14

265 55 18
                                    

"Jimin.. aku ingin bicara sesuatu yang penting padamu," kata Hyerin dalam perjalanan pulang.

"Katakan saja," kata Jimin dingin.

Hyerin menggigit bibir bawahnya, haruskah ia mengatakannya?

"Bisakah kau menjauhi Wonwoo? Dia bukan pria yang baik, kau harus berhati-hati dengannya."

Akhirnya Hyerin mengatakan isi kepalanya. Bagaimanapun keselamatan Jimin adalah hal paling penting baginya.

Jimin berdecak kesal kemudian menyahut dengan ketus,

"Apa yang salah denganmu? Dia bahkan selalu memuji dirimu dan kau? Kau malah menyuruhku untuk menjauhinya. Maaf, tapi dia adalah clien ku. Kau tak perlu ikut campur dengan urusan ku."

"Kau salah menilainya Jim, dia bukan orang yang baik! Dia itu pengkhianat! Dia bisa saja mencelakai-"

Ckiit!

Suara decitan ban mobil dan aspal terdengar cukup keras. Kepala Hyerin menghantam dashboard mobil yang sukses membuatnya memekik.

"Pengkhianat? Lalu bagaimana dengan dirimu? Bukankah kau juga seorang pengkhianat?"

Perkataan pedas keluar dari mulut Jimin. Sepertinya lidahnya itu siap untuk menjadi pedang yang teramat tajam untuk mengiris hati wanita disampingnya.

"Apa maksudmu Jimin?" tanya Hyerin tidak mengerti.

"Kau pura-pura tidak mengerti ya? Kau adalah pengkhianat. Kau.. pengkhianat terbesar dalam hidupku." geram Jimin tanpa melihat wanita itu sedikitpun.

"Jim-"

"Turun!"

Jimin memotong perkataan istrinya itu dan dengan tanpa perasaan menyuruhnya turun dari mobilnya.

"Apa?" Mata Hyerin membola mendengar perkataan Jimin. Dirinya tidak salah dengar kan?
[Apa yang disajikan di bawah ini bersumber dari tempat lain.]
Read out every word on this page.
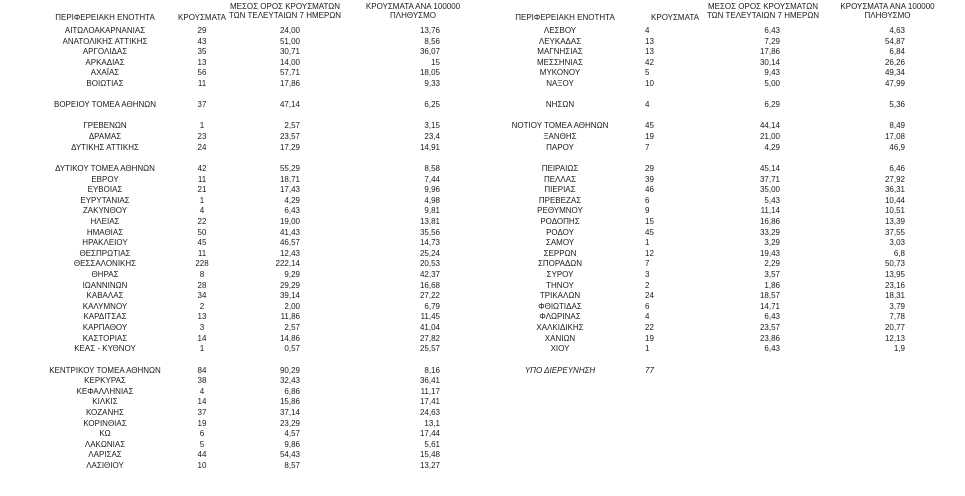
ΠΕΡΙΦΕΡΕΙΑΚΗ ΕΝΟΤΗΤΑ	ΚΡΟΥΣΜΑΤΑ
ΜΕΣΟΣ ΟΡΟΣ ΚΡΟΥΣΜΑΤΩΝ
ΤΩΝ ΤΕΛΕΥΤΑΙΩΝ 7 ΗΜΕΡΩΝ
ΚΡΟΥΣΜΑΤΑ ΑΝΑ 100000
ΠΛΗΘΥΣΜΟ
ΑΙΤΩΛΟΑΚΑΡΝΑΝΙΑΣ	29	24,00	13,76
ΑΝΑΤΟΛΙΚΗΣ ΑΤΤΙΚΗΣ	43	51,00	8,56
ΑΡΓΟΛΙΔΑΣ	35	30,71	36,07
ΑΡΚΑΔΙΑΣ	13	14,00	15
ΑΧΑΪΑΣ	56	57,71	18,05
ΒΟΙΩΤΙΑΣ	11	17,86	9,33
ΒΟΡΕΙΟΥ ΤΟΜΕΑ ΑΘΗΝΩΝ	37	47,14	6,25
ΓΡΕΒΕΝΩΝ	1	2,57	3,15
ΔΡΑΜΑΣ	23	23,57	23,4
ΔΥΤΙΚΗΣ ΑΤΤΙΚΗΣ	24	17,29	14,91
ΔΥΤΙΚΟΥ ΤΟΜΕΑ ΑΘΗΝΩΝ	42	55,29	8,58
ΕΒΡΟΥ	11	18,71	7,44
ΕΥΒΟΙΑΣ	21	17,43	9,96
ΕΥΡΥΤΑΝΙΑΣ	1	4,29	4,98
ΖΑΚΥΝΘΟΥ	4	6,43	9,81
ΗΛΕΙΑΣ	22	19,00	13,81
ΗΜΑΘΙΑΣ	50	41,43	35,56
ΗΡΑΚΛΕΙΟΥ	45	46,57	14,73
ΘΕΣΠΡΩΤΙΑΣ	11	12,43	25,24
ΘΕΣΣΑΛΟΝΙΚΗΣ	228	222,14	20,53
ΘΗΡΑΣ	8	9,29	42,37
ΙΩΑΝΝΙΝΩΝ	28	29,29	16,68
ΚΑΒΑΛΑΣ	34	39,14	27,22
ΚΑΛΥΜΝΟΥ	2	2,00	6,79
ΚΑΡΔΙΤΣΑΣ	13	11,86	11,45
ΚΑΡΠΑΘΟΥ	3	2,57	41,04
ΚΑΣΤΟΡΙΑΣ	14	14,86	27,82
ΚΕΑΣ - ΚΥΘΝΟΥ	1	0,57	25,57
ΚΕΝΤΡΙΚΟΥ ΤΟΜΕΑ ΑΘΗΝΩΝ	84	90,29	8,16
ΚΕΡΚΥΡΑΣ	38	32,43	36,41
ΚΕΦΑΛΛΗΝΙΑΣ	4	6,86	11,17
ΚΙΛΚΙΣ	14	15,86	17,41
ΚΟΖΑΝΗΣ	37	37,14	24,63
ΚΟΡΙΝΘΙΑΣ	19	23,29	13,1
ΚΩ	6	4,57	17,44
ΛΑΚΩΝΙΑΣ	5	9,86	5,61
ΛΑΡΙΣΑΣ	44	54,43	15,48
ΛΑΣΙΘΙΟΥ	10	8,57	13,27
ΠΕΡΙΦΕΡΕΙΑΚΗ ΕΝΟΤΗΤΑ	ΚΡΟΥΣΜΑΤΑ
ΜΕΣΟΣ ΟΡΟΣ ΚΡΟΥΣΜΑΤΩΝ
ΤΩΝ ΤΕΛΕΥΤΑΙΩΝ 7 ΗΜΕΡΩΝ
ΚΡΟΥΣΜΑΤΑ ΑΝΑ 100000
ΠΛΗΘΥΣΜΟ
ΛΕΣΒΟΥ	4	6,43	4,63
ΛΕΥΚΑΔΑΣ	13	7,29	54,87
ΜΑΓΝΗΣΙΑΣ	13	17,86	6,84
ΜΕΣΣΗΝΙΑΣ	42	30,14	26,26
ΜΥΚΟΝΟΥ	5	9,43	49,34
ΝΑΞΟΥ	10	5,00	47,99
ΝΗΣΩΝ	4	6,29	5,36
ΝΟΤΙΟΥ ΤΟΜΕΑ ΑΘΗΝΩΝ	45	44,14	8,49
ΞΑΝΘΗΣ	19	21,00	17,08
ΠΑΡΟΥ	7	4,29	46,9
ΠΕΙΡΑΙΩΣ	29	45,14	6,46
ΠΕΛΛΑΣ	39	37,71	27,92
ΠΙΕΡΙΑΣ	46	35,00	36,31
ΠΡΕΒΕΖΑΣ	6	5,43	10,44
ΡΕΘΥΜΝΟΥ	9	11,14	10,51
ΡΟΔΟΠΗΣ	15	16,86	13,39
ΡΟΔΟΥ	45	33,29	37,55
ΣΑΜΟΥ	1	3,29	3,03
ΣΕΡΡΩΝ	12	19,43	6,8
ΣΠΟΡΑΔΩΝ	7	2,29	50,73
ΣΥΡΟΥ	3	3,57	13,95
ΤΗΝΟΥ	2	1,86	23,16
ΤΡΙΚΑΛΩΝ	24	18,57	18,31
ΦΘΙΩΤΙΔΑΣ	6	14,71	3,79
ΦΛΩΡΙΝΑΣ	4	6,43	7,78
ΧΑΛΚΙΔΙΚΗΣ	22	23,57	20,77
ΧΑΝΙΩΝ	19	23,86	12,13
ΧΙΟΥ	1	6,43	1,9
ΥΠΟ ΔΙΕΡΕΥΝΗΣΗ	77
Pria itu menyuruhnya turun dari mobil di tengah jalan malam-malam begini?

"Turun sekarang!" kata Jimin lagi.

"Tapi-"

"Kubilang turun!" bentaknya, membuat wanita itu kembali tersentak.

Dengan air mata yang mulai menggenang di pelupuk matanya, Hyerin menuruti perkataan Jimin. Ia turun dari mobil pria itu.

Setelah memastikan Hyerin telah keluar dari mobilnya, pria itu kembali melajukan mobilnya dengan kecepatan diatas rata-rata.

Jalanan sudah mulai sepi karena memang ini sudah hampir tengah malam dan wanita itu berjalan sendirian saat ini.

Park Jimin memang brengsek.

"Bukan aku yang pengkhianat... orang yang kau cintailah yang mengkhianatimu Park Jimin," gumam Hyerin.

"Sampai kapan kau akan menutup mata, telinga, dan hatimu?"

Hyerin terus menghapus air matanya yang tak kunjung habis sepanjang kakinya melangkah.

Setelah berjalan cukup jauh heels yang ia kenakan patah. Saat itu juga ia kembali merasa bahwa dirinya adalah salah satu orang yang paling menyedihkan dari jutaan manusia yang ada.

"Sial!" desisnya kesal.

Bahkan heelsnya ikut-ikutan membencinya. Ia mendudukan dirinya di trotoar sambil menangisi nasibnya.

Tiba-tiba saja sebuah motor berhenti dihadapannya. Hyerin mengangkat kepalanya untuk melihat si pengendara motor sport hitam itu.

"Kenapa kau disini malam-malam begini?" tanya sang pengendara motor setelah melepaskan helmnya.